Defendant notes that elsewhere the agreement states it “applies, without limitation, to disputes with any entity
or individual arising out of or related to the … employment relationship or the
termination of that relationship (including post-employment defamation or
retaliation), contracts, trade secrets, unfair competition, compensation,
classification, minimum wage, seating, expense reimbursement, overtime, breaks
and rest periods.” (Bonventre Decl., Ex.
F, § 2.)
Though plaintiff’s
PAGA claim includes penalties arising from violations of the Labor Code’s
provisions on minimum wage, overtime, and breaks, it is legally distinct. An aggrieved employee’s “right to civil
penalties is different from [the] right to damages.” (Gavriiloglou v. Prime Healthcare
Management, Inc. (2022) 83 Cal.App.5th 595, 605.)
Here, the key rule
of contract interpretation is that courts resolve inconsistencies by giving
effect to the more specific provision. “Where two provisions appear to
cover the same matter, and are inconsistent, the more specific provision
controls over the general provision.” (Starlight
Ridge South Homeowners Assn. v. Hunter-Bloor (2009) 177 Cal.App.4th 440,
447.) Section 7’s language that “[p]rivate attorney general representative actions under the
California Labor Code are not arbitrable, not within the scope of this
Agreement and may be maintained in a court of law” is the only provision
specifically addressing PAGA actions. It
controls over the more general and seemingly inconsistent provisions regarding
Labor Code claims and collective actions.
Moreover, defendant’s
argument discounts the importance of the first clause of the sentence referring
to minimum wage and other Labor Code claims: “Except as it otherwise
provides, this Agreement applies, without limitation…” (Bonventre Decl., Ex. F, § 2.) In section 7, the agreement “otherwise
provides” that it does not apply to PAGA claims.

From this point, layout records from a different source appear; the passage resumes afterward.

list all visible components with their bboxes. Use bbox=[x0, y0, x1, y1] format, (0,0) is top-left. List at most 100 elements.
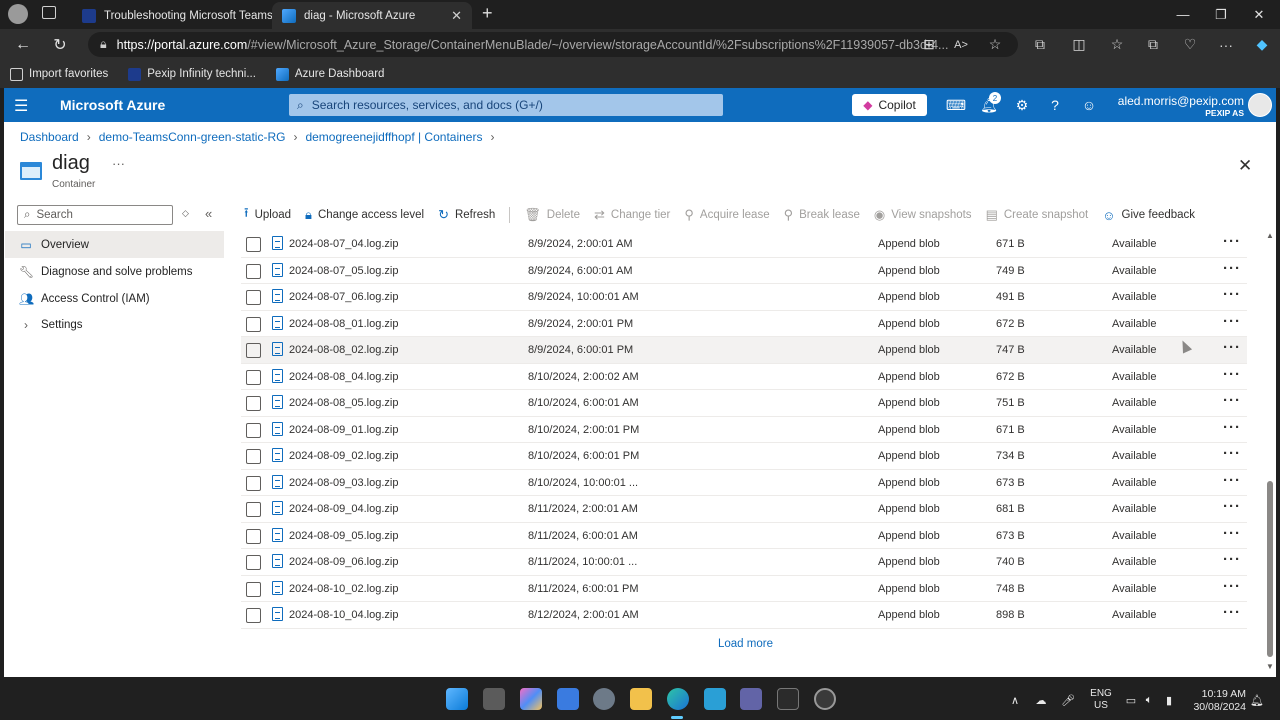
tab-troubleshooting[interactable]: Troubleshooting Microsoft Teams ✕ bbox=[72, 2, 272, 29]
blob-name[interactable]: 2024-08-08_02.log.zip bbox=[289, 344, 398, 356]
collections-icon[interactable]: ⧉ bbox=[1138, 29, 1168, 60]
blob-name[interactable]: 2024-08-09_04.log.zip bbox=[289, 503, 398, 515]
blob-name[interactable]: 2024-08-08_05.log.zip bbox=[289, 397, 398, 409]
row-more-icon[interactable]: ··· bbox=[1223, 392, 1241, 409]
favorite-import[interactable]: Import favorites bbox=[10, 67, 108, 81]
row-checkbox[interactable] bbox=[246, 396, 261, 411]
row-checkbox[interactable] bbox=[246, 608, 261, 623]
blob-name[interactable]: 2024-08-09_02.log.zip bbox=[289, 450, 398, 462]
tab-diag-azure[interactable]: diag - Microsoft Azure ✕ bbox=[272, 2, 472, 29]
row-checkbox[interactable] bbox=[246, 555, 261, 570]
more-options-icon[interactable]: ··· bbox=[112, 156, 125, 171]
table-row[interactable]: 2024-08-09_04.log.zip 8/11/2024, 2:00:01 … bbox=[241, 496, 1247, 523]
avatar[interactable] bbox=[1248, 93, 1272, 117]
table-row[interactable]: 2024-08-09_06.log.zip 8/11/2024, 10:00:01… bbox=[241, 549, 1247, 576]
network-icon[interactable]: ☁ bbox=[1030, 680, 1052, 720]
row-more-icon[interactable]: ··· bbox=[1223, 286, 1241, 303]
sidebar-item-diagnose[interactable]: 🔧︎ Diagnose and solve problems bbox=[5, 258, 224, 285]
table-row[interactable]: 2024-08-08_02.log.zip 8/9/2024, 6:00:01 P… bbox=[241, 337, 1247, 364]
row-more-icon[interactable]: ··· bbox=[1223, 260, 1241, 277]
change-access-level-button[interactable]: 🔒︎ Change access level bbox=[305, 207, 424, 223]
row-more-icon[interactable]: ··· bbox=[1223, 498, 1241, 515]
table-row[interactable]: 2024-08-07_04.log.zip 8/9/2024, 2:00:01 A… bbox=[241, 231, 1247, 258]
close-window-icon[interactable]: ✕ bbox=[1240, 0, 1278, 29]
nav-search-input[interactable]: ⌕ Search bbox=[17, 205, 173, 225]
system-clock[interactable]: 10:19 AM 30/08/2024 bbox=[1162, 688, 1246, 714]
row-more-icon[interactable]: ··· bbox=[1223, 578, 1241, 595]
row-checkbox[interactable] bbox=[246, 502, 261, 517]
sidebar-item-settings[interactable]: › Settings bbox=[5, 311, 224, 338]
cloud-shell-icon[interactable]: ⌨ bbox=[944, 93, 968, 117]
refresh-button[interactable]: ↻ Refresh bbox=[438, 207, 495, 223]
vertical-scrollbar[interactable]: ▲ ▼ bbox=[1265, 231, 1277, 671]
sort-icon[interactable]: ◇ bbox=[182, 208, 189, 219]
table-row[interactable]: 2024-08-09_01.log.zip 8/10/2024, 2:00:01 … bbox=[241, 417, 1247, 443]
breadcrumb-storage-containers[interactable]: demogreenejidffhopf | Containers bbox=[305, 130, 482, 144]
blob-name[interactable]: 2024-08-07_04.log.zip bbox=[289, 238, 398, 250]
sidebar-item-overview[interactable]: ▭ Overview bbox=[5, 231, 224, 258]
store-icon[interactable] bbox=[557, 688, 579, 710]
table-row[interactable]: 2024-08-07_05.log.zip 8/9/2024, 6:00:01 A… bbox=[241, 258, 1247, 284]
help-icon[interactable]: ? bbox=[1043, 93, 1067, 117]
show-hidden-icons-chevron-icon[interactable]: ∧ bbox=[1006, 680, 1024, 720]
minimize-icon[interactable]: — bbox=[1164, 0, 1202, 29]
copilot-app-icon[interactable] bbox=[520, 688, 542, 710]
app-available-icon[interactable]: ⊞ bbox=[914, 29, 944, 60]
favorite-pexip[interactable]: Pexip Infinity techni... bbox=[128, 67, 256, 81]
close-blade-button[interactable]: ✕ bbox=[1238, 156, 1252, 176]
row-more-icon[interactable]: ··· bbox=[1223, 525, 1241, 542]
tab-actions-icon[interactable] bbox=[42, 6, 56, 19]
collapse-menu-icon[interactable]: « bbox=[205, 206, 212, 221]
blob-name[interactable]: 2024-08-07_05.log.zip bbox=[289, 265, 398, 277]
table-row[interactable]: 2024-08-08_01.log.zip 8/9/2024, 2:00:01 P… bbox=[241, 311, 1247, 337]
breadcrumb-dashboard[interactable]: Dashboard bbox=[20, 130, 79, 144]
acquire-lease-button[interactable]: ⚲ Acquire lease bbox=[684, 207, 769, 223]
row-more-icon[interactable]: ··· bbox=[1223, 366, 1241, 383]
global-search-input[interactable]: ⌕ Search resources, services, and docs (… bbox=[289, 94, 723, 116]
delete-button[interactable]: 🗑︎ Delete bbox=[524, 207, 580, 223]
settings-app-icon[interactable] bbox=[593, 688, 615, 710]
table-row[interactable]: 2024-08-09_02.log.zip 8/10/2024, 6:00:01 … bbox=[241, 443, 1247, 470]
start-icon[interactable] bbox=[446, 688, 468, 710]
url-field[interactable]: 🔒︎ https://portal.azure.com /#view/Micro… bbox=[88, 32, 1018, 57]
chrome-canary-icon[interactable] bbox=[814, 688, 836, 710]
break-lease-button[interactable]: ⚲ Break lease bbox=[784, 207, 860, 223]
breadcrumb-resource-group[interactable]: demo-TeamsConn-green-static-RG bbox=[99, 130, 286, 144]
feedback-icon[interactable]: ☺ bbox=[1077, 93, 1101, 117]
portal-menu-icon[interactable]: ☰ bbox=[14, 96, 28, 116]
new-tab-button[interactable]: + bbox=[482, 3, 493, 24]
row-more-icon[interactable]: ··· bbox=[1223, 445, 1241, 462]
terminal-icon[interactable] bbox=[777, 688, 799, 710]
row-checkbox[interactable] bbox=[246, 449, 261, 464]
blob-name[interactable]: 2024-08-09_06.log.zip bbox=[289, 556, 398, 568]
settings-more-icon[interactable]: ··· bbox=[1211, 29, 1241, 60]
row-checkbox[interactable] bbox=[246, 316, 261, 332]
row-more-icon[interactable]: ··· bbox=[1223, 339, 1241, 356]
row-more-icon[interactable]: ··· bbox=[1223, 551, 1241, 568]
blob-name[interactable]: 2024-08-10_04.log.zip bbox=[289, 609, 398, 621]
whiteboard-icon[interactable] bbox=[704, 688, 726, 710]
settings-gear-icon[interactable]: ⚙ bbox=[1010, 93, 1034, 117]
scrollbar-thumb[interactable] bbox=[1267, 481, 1273, 657]
blob-name[interactable]: 2024-08-08_04.log.zip bbox=[289, 371, 398, 383]
create-snapshot-button[interactable]: ▤ Create snapshot bbox=[986, 207, 1089, 223]
blob-name[interactable]: 2024-08-07_06.log.zip bbox=[289, 291, 398, 303]
row-more-icon[interactable]: ··· bbox=[1223, 472, 1241, 489]
table-row[interactable]: 2024-08-08_04.log.zip 8/10/2024, 2:00:02 … bbox=[241, 364, 1247, 390]
display-icon[interactable]: ▭ bbox=[1122, 680, 1140, 720]
table-row[interactable]: 2024-08-07_06.log.zip 8/9/2024, 10:00:01 … bbox=[241, 284, 1247, 311]
row-checkbox[interactable] bbox=[246, 475, 261, 491]
task-view-icon[interactable] bbox=[483, 688, 505, 710]
row-checkbox[interactable] bbox=[246, 528, 261, 544]
volume-icon[interactable]: 🔈︎ bbox=[1140, 680, 1158, 720]
row-checkbox[interactable] bbox=[246, 581, 261, 597]
row-more-icon[interactable]: ··· bbox=[1223, 313, 1241, 330]
scroll-up-icon[interactable]: ▲ bbox=[1266, 231, 1274, 240]
notifications-icon[interactable]: 🔔︎ bbox=[1248, 680, 1266, 720]
row-more-icon[interactable]: ··· bbox=[1223, 233, 1241, 250]
blob-name[interactable]: 2024-08-09_01.log.zip bbox=[289, 424, 398, 436]
view-snapshots-button[interactable]: ◉ View snapshots bbox=[874, 207, 972, 223]
split-screen-icon[interactable]: ◫ bbox=[1064, 29, 1094, 60]
table-row[interactable]: 2024-08-10_04.log.zip 8/12/2024, 2:00:01 … bbox=[241, 602, 1247, 629]
table-row[interactable]: 2024-08-08_05.log.zip 8/10/2024, 6:00:01 … bbox=[241, 390, 1247, 417]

Defendant further argues, “Had the California
Supreme Court never ruled in Iskanian that PAGA waivers in arbitration
agreements were unenforceable, Defendant most assuredly would not have included
the PAGA carve-out language to which Plaintiff repeatedly clings in his
opposition.” (Reply, p. 4.) What defendant would have done is irrelevant. Only what it actually did matters. “Contract formation is governed by objective
manifestations, not the subjective intent of any individual involved. The test is what the outward manifestations
of consent would lead a reasonable person to believe.” (Allen v. Smith (2002)
94 Cal.App.4th 1270, 1277, internal quotes and alterations omitted.)
Finally, defendant
contends the court should sever the language “not within the scope of this
Agreement and may be maintained in a court of law.” (Reply, p. 5.) This is an issue of interpretation, not
severance. Defendant relies on authority
about severing unconscionable provisions.
(Civ. Code § 1670.5(a); Ajamian v. CantorCO2e, L.P. (2012) 203
Cal. App. 4th 771, 802-803.) Neither
party contends this provision is unconscionable. It is not.
Defendant may now regret including this provision or may have
subjectively intended a different meaning, but the provision is mutual and fair.
Disposition
Defendant Global Aviation Management Group, Corp.’s
motion to compel arbitration is denied. Defendant
shall serve and file a responsive pleading within 20 days.